A pair of new laws aimed at data security and protection could force Apple and other foreign firms to store more data within China — and prevent their transfer outside the country's borders. One of the laws went into effect in September, while another takes effect on Nov. 1.
The laws could put Apple in a bind, since legal experts and analysts told The Information that the company could be the next to face pressure from Chinese authorities.
China is a critical market for Apple, and the company has made security and privacy concessions there in the past. But if Apple complies with the new regulations, it's likely to face increased criticism from both U.S. lawmakers and human rights activists.
On the other hand, if Apple chooses to now comply with the laws, Beijing could make it more difficult for the company to operate them — including by potentially shutting down its services in the country.
Chinese officials say they're concerned that Chinese citizens' data stored outside of the country could be access by U.S. intelligence services. However, user data stored within China can be easily surveilled by state authorities.

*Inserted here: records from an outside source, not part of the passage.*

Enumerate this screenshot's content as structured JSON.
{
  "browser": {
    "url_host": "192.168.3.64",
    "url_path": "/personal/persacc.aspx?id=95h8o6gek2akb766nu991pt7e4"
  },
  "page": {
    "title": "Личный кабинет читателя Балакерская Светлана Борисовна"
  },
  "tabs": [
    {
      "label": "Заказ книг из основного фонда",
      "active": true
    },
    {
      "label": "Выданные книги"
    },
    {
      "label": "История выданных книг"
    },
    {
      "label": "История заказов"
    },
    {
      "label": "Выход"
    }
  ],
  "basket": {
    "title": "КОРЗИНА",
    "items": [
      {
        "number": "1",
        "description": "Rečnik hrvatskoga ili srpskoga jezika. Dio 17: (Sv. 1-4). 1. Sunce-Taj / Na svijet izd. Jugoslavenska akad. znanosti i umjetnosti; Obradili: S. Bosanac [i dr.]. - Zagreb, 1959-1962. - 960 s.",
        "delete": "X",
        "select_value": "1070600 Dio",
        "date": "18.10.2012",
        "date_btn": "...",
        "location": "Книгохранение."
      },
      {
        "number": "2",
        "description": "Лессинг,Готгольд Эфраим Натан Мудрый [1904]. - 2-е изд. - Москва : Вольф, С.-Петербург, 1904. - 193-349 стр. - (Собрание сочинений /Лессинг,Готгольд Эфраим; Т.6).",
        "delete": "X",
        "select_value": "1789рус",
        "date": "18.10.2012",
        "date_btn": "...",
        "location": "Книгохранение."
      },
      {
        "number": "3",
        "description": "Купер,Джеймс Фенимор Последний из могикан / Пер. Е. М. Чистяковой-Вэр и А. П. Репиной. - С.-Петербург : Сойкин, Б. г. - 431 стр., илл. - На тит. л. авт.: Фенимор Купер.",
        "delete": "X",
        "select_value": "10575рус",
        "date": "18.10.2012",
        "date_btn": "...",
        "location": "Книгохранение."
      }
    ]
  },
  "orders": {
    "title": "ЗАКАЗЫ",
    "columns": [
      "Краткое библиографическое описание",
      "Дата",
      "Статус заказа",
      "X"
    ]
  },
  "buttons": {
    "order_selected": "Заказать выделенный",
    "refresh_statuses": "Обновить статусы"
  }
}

Apple already stores iCloud content on local servers in China. However, the new results could force Apple to begin keeping sensitive information such as iPhone usage statistics and communication logs within China's borders. Analysts believe the information could be used to track or identify political dissidents and activists in China.
The new rules, thus far, have forced Tesla to begin storing driver data on servers in China. They've also contributed to LinkedIn essentially shutting down operating in the country, citing "a significantly more challenging operating environment and greater compliance requirements."
Apple is the last major U.S. technology company operating in China that has yet to face pressure under the new laws. It's a major target for Chinese officials, since data suggest that one in every four mobile devices in China is an iPhone.